Implementing a Custom Solr Operator and Angular UI for Searchable Artifacts within Kubeflow


Managing metadata for hundreds of Kubeflow pipeline runs, datasets, and models across dozens of projects became untenable. The default filtering capabilities, reliant on Kubernetes labels and annotations, were simply not designed for the complex, free-text queries our data science teams needed. Locating a specific experiment from six months ago based on a fragment of a log message or a particular hyperparameter value was a manual, time-consuming trawl through YAML files and logs. This operational friction was a significant drag on productivity. The clear requirement was for a robust, indexed, full-text search capability integrated directly into the Kubeflow ecosystem.
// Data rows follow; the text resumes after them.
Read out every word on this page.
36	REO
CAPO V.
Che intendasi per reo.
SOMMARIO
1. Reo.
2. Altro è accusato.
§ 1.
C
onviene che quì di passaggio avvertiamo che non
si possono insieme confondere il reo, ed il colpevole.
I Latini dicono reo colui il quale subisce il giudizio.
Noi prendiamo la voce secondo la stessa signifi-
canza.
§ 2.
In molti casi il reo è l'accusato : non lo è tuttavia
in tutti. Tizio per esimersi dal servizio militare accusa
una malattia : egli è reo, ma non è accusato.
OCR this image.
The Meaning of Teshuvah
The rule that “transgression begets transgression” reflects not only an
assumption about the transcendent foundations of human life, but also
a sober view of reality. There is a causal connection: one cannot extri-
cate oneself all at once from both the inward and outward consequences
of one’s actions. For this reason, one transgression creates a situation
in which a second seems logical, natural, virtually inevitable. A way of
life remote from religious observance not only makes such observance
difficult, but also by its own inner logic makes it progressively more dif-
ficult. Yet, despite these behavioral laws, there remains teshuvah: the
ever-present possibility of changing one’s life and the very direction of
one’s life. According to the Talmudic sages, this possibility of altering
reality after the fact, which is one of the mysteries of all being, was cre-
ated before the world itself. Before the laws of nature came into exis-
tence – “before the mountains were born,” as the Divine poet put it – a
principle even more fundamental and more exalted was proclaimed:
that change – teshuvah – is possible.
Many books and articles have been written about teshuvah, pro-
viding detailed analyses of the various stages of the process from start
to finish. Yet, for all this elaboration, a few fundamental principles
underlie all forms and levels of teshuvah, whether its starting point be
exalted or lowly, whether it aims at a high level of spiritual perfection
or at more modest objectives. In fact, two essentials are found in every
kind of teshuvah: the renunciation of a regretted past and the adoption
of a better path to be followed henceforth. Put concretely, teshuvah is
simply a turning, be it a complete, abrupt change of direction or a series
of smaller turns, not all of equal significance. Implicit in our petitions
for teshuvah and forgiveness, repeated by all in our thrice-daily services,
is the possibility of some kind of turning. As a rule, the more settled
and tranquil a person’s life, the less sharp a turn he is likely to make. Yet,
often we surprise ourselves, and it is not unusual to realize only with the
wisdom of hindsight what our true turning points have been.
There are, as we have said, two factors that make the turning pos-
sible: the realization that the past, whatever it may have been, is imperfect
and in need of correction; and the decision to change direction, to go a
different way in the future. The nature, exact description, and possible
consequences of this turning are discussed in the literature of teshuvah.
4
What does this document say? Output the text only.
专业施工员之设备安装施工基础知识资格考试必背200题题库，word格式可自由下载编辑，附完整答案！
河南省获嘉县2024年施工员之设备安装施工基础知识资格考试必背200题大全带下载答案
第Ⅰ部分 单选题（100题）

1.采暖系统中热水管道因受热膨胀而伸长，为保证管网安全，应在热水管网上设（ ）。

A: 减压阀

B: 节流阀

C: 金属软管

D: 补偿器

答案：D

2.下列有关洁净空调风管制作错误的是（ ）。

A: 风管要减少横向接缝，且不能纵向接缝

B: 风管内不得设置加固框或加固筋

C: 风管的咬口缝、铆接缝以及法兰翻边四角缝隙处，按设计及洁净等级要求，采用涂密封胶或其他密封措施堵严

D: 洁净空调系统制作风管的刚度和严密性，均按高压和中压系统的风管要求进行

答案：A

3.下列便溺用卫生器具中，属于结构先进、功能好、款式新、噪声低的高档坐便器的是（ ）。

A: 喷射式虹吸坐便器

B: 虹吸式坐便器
Our initial concept was to deploy a SolrCloud cluster to serve as a centralized search index for all ML artifacts. However, a single, manually managed cluster presented several architectural problems. It created a single point of failure and a noisy neighbor problem. A more robust solution would be to provision dedicated, namespaced SolrCloud instances on-demand for different teams or major projects. This led us to the decision to build a Kubernetes Operator. In a production environment, managing stateful applications like Solr requires automating complex lifecycle operations—deployment, scaling, configuration management, and teardown. An Operator, which extends the Kubernetes API with a Custom Resource Definition (CRD), is the canonical pattern for this. It allows us to treat a Solr cluster as a native Kubernetes resource.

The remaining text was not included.